Building Permits, which are a good future indicator of Starts, were flat from September to October, but they did rise 2.8% year over year. Single-family permits were up 0.6% from September.
The bottom line is that the increase in single-family starts and permits will help to meet some of the demand among homebuyers. However, there is so much more demand than supply right now and this imbalance will continue to support home prices.
Existing Home Sales Rise but Inventory Challenges Remains
Existing Home Sales, which measures closings on existing homes, were up 4.3% in October, which was well above expectations of a 1.2% decline and the fifth consecutive month of gains.
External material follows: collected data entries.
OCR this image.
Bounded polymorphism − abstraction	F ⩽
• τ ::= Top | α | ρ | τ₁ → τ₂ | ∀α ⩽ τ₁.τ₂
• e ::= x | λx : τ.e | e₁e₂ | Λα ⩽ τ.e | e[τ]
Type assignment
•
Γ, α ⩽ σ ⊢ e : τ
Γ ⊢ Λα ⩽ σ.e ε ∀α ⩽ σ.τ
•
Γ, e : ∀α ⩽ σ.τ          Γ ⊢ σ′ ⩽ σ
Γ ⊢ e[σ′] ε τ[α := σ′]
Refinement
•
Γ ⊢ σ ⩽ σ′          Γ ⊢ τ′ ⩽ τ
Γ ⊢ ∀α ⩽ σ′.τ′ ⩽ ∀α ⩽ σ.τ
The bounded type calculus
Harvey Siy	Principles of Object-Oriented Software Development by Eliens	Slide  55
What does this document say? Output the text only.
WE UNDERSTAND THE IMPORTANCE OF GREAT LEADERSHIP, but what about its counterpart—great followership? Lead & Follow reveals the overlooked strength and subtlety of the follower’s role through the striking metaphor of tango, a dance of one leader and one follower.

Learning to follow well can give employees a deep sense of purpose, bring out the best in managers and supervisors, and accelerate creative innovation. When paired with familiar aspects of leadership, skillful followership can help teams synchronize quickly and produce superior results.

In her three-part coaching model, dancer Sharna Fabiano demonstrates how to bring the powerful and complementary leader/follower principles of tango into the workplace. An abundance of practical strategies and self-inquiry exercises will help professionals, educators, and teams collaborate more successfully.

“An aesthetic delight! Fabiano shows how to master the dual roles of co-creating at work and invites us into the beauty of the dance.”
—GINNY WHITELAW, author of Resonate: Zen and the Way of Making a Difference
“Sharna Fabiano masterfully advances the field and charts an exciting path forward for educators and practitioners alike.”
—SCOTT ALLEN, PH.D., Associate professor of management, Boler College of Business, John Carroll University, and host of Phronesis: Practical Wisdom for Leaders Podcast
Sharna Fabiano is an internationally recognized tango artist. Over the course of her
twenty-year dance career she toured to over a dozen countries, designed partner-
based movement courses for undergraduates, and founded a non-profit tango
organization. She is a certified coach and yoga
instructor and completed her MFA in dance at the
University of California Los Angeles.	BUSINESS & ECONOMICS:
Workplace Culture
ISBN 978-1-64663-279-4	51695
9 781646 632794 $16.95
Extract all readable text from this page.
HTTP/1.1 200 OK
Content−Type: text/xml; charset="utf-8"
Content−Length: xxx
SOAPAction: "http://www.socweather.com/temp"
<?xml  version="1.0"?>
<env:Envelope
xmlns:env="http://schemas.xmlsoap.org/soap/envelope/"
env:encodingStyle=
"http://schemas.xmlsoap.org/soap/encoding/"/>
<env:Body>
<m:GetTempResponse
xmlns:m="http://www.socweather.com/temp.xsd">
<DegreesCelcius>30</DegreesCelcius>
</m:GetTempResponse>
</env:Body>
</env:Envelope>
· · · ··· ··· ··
Sales were also nearly 27% higher than October of last year, and the level of sales is near the all-time high set in 2006 when there were twice as many homes for sale.
Speaking of inventory, challenges remain on the supply front as inventory is down nearly 20% from last October with a record low 2.5 months' supply. By comparison, a 6 months' supply is considered reflective of a healthy housing market. In addition, homes were only on the market for 21 days on average, with 72% of homes selling in October in under 30 days.
The median home price was reported at $313,000, which is another record and up 15.5% year over year. Note that this doesn't mean homes are not affordable. It just means the middle-priced home that sold was $313,000, with half the homes selling below and half above that price. In October, a greater number of higher-priced homes sold (including twice as many million-dollar homes selling compared to last year), and as a result, the median home price moved higher.
Despite the strong competition for lower-priced homes, first-time buyers made up 32% of sales, a tick up from the 31% reported in September.
NAR chief economist Lawrence Yun noted, "Considering that we remain in a period of stubbornly high unemployment relative to pre-pandemic levels, the housing sector has performed remarkably well this year."
A Note on Retail Sales
Retail Sales will be important to monitor in the coming months, as sales were less than expected in October, rising just 0.3% from September's downwardly revised rate. While the initial stimulus package and additional unemployment benefits certainly helped people earlier this year, we may see a continued pull back in spending if we don't have another stimulus deal and as unemployment benefits expire. In addition, ongoing shutdowns may also affect sales as several states, including California, Washington, Michigan and Oregon, have implemented stiffer rules.